There is no choice in care and an acute ward is not therapeutic and can be noisy and frightening to some. I believe that there needs to be choice available in facilities, some offering specialist care for PTSD but not in prison-like institutions like some of these hospitals are all about. To avoid patients going to acute wards they should only be used as last resort then there needs to be something like Healing Homes or Care Farms. I would also like to see an end to forced treatment of restraint/injections and ECT which I think is barbaric and there should be more therapeutic treatment on offer. Advanced Declarations are ignored which is very wrong. I believe that peer support is so important and that if Open Dialogue were adopted then former patients themselves, where possible, should be included.

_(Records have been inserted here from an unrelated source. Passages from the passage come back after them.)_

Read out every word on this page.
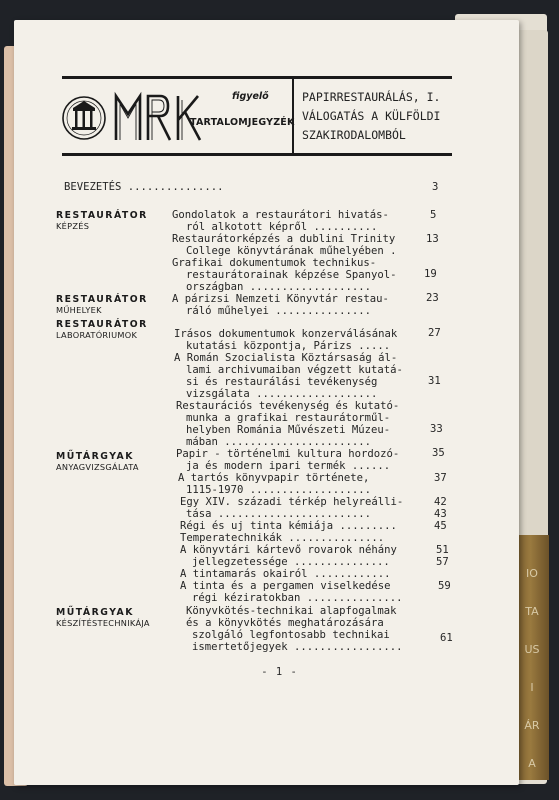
IO
TA
US
I
ÁR
A
figyelő
TARTALOMJEGYZÉK
PAPIRRESTAURÁLÁS, I.
VÁLOGATÁS A KÜLFÖLDI
SZAKIRODALOMBÓL
RESTAURÁTOR
KÉPZÉS
RESTAURÁTOR
MŰHELYEK
RESTAURÁTOR
LABORATÓRIUMOK
MŰTÁRGYAK
ANYAGVIZSGÁLATA
MŰTÁRGYAK
KÉSZÍTÉSTECHNIKÁJA
BEVEZETÉS ...............
Gondolatok a restaurátori hivatás-
ról alkotott képről ..........
Restaurátorképzés a dublini Trinity
College könyvtárának műhelyében .
Grafikai dokumentumok technikus-
restaurátorainak képzése Spanyol-
országban ...................
A párizsi Nemzeti Könyvtár restau-
ráló műhelyei ...............
Irásos dokumentumok konzerválásának
kutatási központja, Párizs .....
A Román Szocialista Köztársaság ál-
lami archivumaiban végzett kutatá-
si és restaurálási tevékenység
vizsgálata ...................
Restaurációs tevékenység és kutató-
munka a grafikai restaurátorműl-
helyben Románia Művészeti Múzeu-
mában .......................
Papir - történelmi kultura hordozó-
ja és modern ipari termék ......
A tartós könyvpapir története,
1115-1970 ...................
Egy XIV. századi térkép helyreálli-
tása ........................
Régi és uj tinta kémiája .........
Temperatechnikák ...............
A könyvtári kártevő rovarok néhány
jellegzetessége ...............
A tintamarás okairól ............
A tinta és a pergamen viselkedése
régi kéziratokban ...............
Könyvkötés-technikai alapfogalmak
és a könyvkötés meghatározására
szolgáló legfontosabb technikai
ismertetőjegyek .................
3
5
13
19
23
27
31
33
35
37
42
43
45
51
57
59
61
- 1 -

There are cases where a patient can avoid hospital admission and only former patients could really understand what they are going through. There are many who wish to be involved and help others but former patients are often ignored the same as carers are. I feel that in some cases there are families who really do care and want their sons and daughters released from never ending sections. I believe that it would be cheaper to increase carers allowance to such families and give direct payments and with the open dialogue approach this could see an end to the current situation of overflowing wards and patients being drugged forever.
I would also like to mention that vast sums of money as much as £12500 per week is being spent on private sector hospitals owned by multi billion dollar corporations and the Elizabeth has not benefit from any of this private all for profit treatment. For that money you would expect proper assessments to be given and there not to be shortages of staff leading to patients not being allowed out. Such places are little more than prison and they are just drugging vulnerable people and holding on to them for years trying to make as much profit as they can. All this is being paid for by the taxpayer whilst NHS wards and other services are deprived of funds.